Adding her voice to the argument in favour of making Levonelle available in the Republic, Dr Sheila Jones says: "Levonelle is not an abortifacient. The morning-after pill has been around since the 1970s. It's totally safe. The fact that Irish women cannot avail of it is ridiculous."

There is also a health risk for some Irish women as a result of Levonelle's unavailability, since Ovram should not be used by women at risk of blood clotting or who are experiencing migraine headaches. These women must choose between the risk of pregnancy and the risk of - for example - a brain haemorrhage.

While in the Republic we are still exploring whether Levonelle should be available on prescription, in the UK women will be able to walk in to specially trained staff in chemists' shops and receive counselling and the morning-after pill for £20. This is an entirely different issue and one which we are nowhere near dealing with in the Republic.

Schering Health Care, which markets Levonelle on behalf of the manufacturer, Gideon Richter, was surprised by the British government's decision to make Levonelle available over-the-counter.

"Schering had been in talks with the British Department of Health for some time and were concerned.
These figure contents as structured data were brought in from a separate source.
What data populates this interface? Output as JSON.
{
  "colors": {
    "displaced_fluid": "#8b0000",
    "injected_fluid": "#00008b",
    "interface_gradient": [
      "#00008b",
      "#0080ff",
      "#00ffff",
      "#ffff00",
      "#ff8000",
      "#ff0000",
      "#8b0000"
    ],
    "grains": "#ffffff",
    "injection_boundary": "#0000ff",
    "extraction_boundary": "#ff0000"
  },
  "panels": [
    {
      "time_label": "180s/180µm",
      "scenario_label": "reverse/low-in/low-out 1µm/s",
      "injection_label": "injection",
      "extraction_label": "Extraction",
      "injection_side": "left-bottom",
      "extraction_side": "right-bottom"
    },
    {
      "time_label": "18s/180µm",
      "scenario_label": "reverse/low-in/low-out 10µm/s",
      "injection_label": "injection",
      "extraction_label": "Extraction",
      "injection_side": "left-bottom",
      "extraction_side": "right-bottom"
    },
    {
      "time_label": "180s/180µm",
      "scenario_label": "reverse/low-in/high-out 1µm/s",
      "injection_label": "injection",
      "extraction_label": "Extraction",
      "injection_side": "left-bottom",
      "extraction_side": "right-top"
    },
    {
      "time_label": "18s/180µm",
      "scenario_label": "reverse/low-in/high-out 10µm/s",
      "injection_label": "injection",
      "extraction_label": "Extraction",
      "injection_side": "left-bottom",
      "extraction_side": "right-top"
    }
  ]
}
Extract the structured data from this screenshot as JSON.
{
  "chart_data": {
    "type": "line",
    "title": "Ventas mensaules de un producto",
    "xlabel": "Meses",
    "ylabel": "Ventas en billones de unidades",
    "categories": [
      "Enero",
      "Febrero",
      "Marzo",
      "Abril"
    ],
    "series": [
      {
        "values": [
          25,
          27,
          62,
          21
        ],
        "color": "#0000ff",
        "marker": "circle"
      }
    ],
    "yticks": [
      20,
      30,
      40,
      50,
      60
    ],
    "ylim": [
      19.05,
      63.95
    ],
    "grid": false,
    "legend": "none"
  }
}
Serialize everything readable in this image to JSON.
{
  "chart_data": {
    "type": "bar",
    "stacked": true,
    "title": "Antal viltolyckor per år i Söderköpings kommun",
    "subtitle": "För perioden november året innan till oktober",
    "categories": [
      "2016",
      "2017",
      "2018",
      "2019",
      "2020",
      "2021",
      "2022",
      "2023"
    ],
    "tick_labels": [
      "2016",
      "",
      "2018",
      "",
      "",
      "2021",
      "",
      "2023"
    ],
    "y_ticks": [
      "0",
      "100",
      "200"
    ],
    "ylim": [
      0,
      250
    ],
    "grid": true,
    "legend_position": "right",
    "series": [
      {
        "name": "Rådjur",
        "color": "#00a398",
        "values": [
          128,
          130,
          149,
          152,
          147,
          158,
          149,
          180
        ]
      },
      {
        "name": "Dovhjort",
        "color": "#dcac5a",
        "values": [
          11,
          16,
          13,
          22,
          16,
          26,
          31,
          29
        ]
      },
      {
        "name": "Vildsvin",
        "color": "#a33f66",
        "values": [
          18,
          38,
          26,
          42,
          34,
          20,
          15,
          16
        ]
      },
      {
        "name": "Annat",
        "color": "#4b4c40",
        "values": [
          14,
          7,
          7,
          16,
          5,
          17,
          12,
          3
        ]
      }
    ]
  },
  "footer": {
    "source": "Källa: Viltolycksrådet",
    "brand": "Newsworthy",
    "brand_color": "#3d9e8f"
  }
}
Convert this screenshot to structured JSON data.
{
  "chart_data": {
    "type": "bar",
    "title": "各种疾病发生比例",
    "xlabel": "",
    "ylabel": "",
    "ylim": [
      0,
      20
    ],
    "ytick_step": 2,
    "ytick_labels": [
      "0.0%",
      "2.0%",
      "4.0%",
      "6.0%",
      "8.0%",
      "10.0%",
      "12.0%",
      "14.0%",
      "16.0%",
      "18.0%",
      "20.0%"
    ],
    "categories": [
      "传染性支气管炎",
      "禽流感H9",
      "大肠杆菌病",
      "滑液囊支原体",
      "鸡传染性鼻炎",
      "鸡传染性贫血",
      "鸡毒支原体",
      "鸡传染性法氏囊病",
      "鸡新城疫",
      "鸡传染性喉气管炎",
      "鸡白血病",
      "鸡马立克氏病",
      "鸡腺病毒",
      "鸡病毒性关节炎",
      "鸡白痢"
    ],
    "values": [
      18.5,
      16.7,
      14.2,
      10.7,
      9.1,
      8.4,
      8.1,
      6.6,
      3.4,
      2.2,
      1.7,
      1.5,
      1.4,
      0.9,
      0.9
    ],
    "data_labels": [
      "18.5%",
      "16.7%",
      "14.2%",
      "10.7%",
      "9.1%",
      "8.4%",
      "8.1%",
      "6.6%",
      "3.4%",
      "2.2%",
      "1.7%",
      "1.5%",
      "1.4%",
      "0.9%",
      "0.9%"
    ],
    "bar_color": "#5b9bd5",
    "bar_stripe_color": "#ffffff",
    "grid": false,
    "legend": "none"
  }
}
As in, what were the government going to do? Sell it in vending machines?" says Eugene O'Connor, manager (female health) with Schering in the Republic.

If women are encouraged to use the morning-after pill as their only means of contraception, they may be missing out on important advice concerning long-term, reliable contraceptive use, sexually transmitted diseases and so on. This is why the British government will only allow specifically trained chemists to sell the drug, but this has not satisfied a conservative lobby within the UK.

Family and Youth Concern in the UK has condemned emergency contraceptives as "promoting promiscuity and encouraging a lack of meaningful relationships". It argues: "the only way to stop unwanted pregnancies is to teach younger people the need to have timely and protected sexual intercourse in loving relationships".